I started Hoop Dancing at 8 years old. Taught by my older brother Nakotah LaRance who grew to become a 9-time World Champion Hoop Dancer, Actor, and Hoop Dance legend and Inspiration. At 19 years old I left home to join my brother at Cirque Du Soleil, working as a Lead Dancer and Character for a Big Top Show titled “TOTEM”. The next 9 years of my life was dedicated to hoop dancing, exercising, and traveling the world, unknowingly becoming an unofficial spokeswoman for my Native American and First Nation People. During this time, I was able to share my culture to thousands of people around the world, traveling to over 20 countries including Canada, Australia, New Zealand, Singapore, Japan, France, Germany, Spain, Russia and more.

In 2013 My father and older Brother co-found a Hoop Dance Youth Group in Pojoaque Pueblo, New Mexico, now known as the Lightning Boy Foundation. When not on tour I would return home to New Mexico where I could help to instruct our Indigenous Hoop Dance Students. Pre-Pandemic 2019 I became the All Females Intermountain Hoop Dance Champion.Due to the Pandemic our Circus show was shut down and was unable to return. In 2020 we lost my older brother Nakotah to a tragic accident. Since then I have dedicated my Hoop Dance career to his memory. I have also become the lead instructor to the Lightning Boy Foundation which has grown to become a well-established nonprofit organization that has taught over 200 Native American Youth how to Hoop Dance. I am now creating a Website titled Handsome Star Hoop Dance in memory of my brother Nakotah which will allow me to have a greater outreach to All Indigenous peoples who want to learn how to Hoop Dance.
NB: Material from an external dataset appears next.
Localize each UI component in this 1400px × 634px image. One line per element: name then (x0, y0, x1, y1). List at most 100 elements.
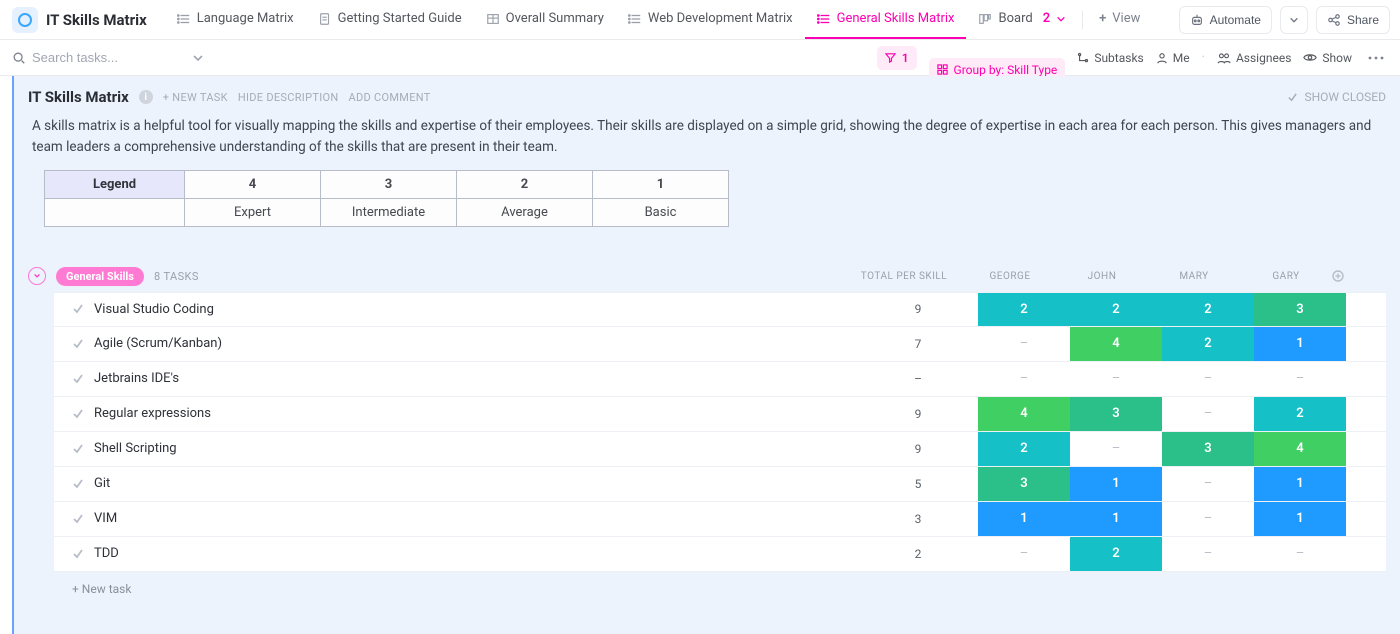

The Native American Hoop Dance has become my way of life. To be able to share this cultural, energetic dance and make it an opportunity to explore the world while representing my true self and my indigenous culture has been a blessing. My responsibility now is to continue passing down this healing dance to our Native American youth and allow them to become the new leaders of our people and go forth in this world proud, healthy and culturally connected to their Indigenous Roots.The Native American Hoop Dance was originally a Healing Ceremony performed by the Medicine Men of Taos, New Mexico.They would perform this Ceremony with a single Hoop made of willow reed, if you were feeling physically, mentally, or spiritually ill. As many aspects of our culture were lost during the European Conquest so was the Hoop Dance. It was restored by a Hoop Dancer named Tony White Cloud, who started creating designs and images that he would find in nature using more than one hoop. Eventually it became a Pow Wow and Competition Dance. I myself only Dance with 5-6 Hoops, but other Hoop dancers could use up to 50-75 Hoops. The biggest Hoop Dance Competition is held in Phoenix, Arizona every year in February at the Heard Museum. The Competition all Hoop Dancers aspire to win. The Hoop Dance has an uplifting energy to it and tells a story of the land, plants and animals of our Indigenous Cultures and Heritage. Most hoop dancers finish with an image we call mother earth, trying to leave behind the message that we as stewards of the mother earth must respect and protect her for the plants, animals, and our future generations to come.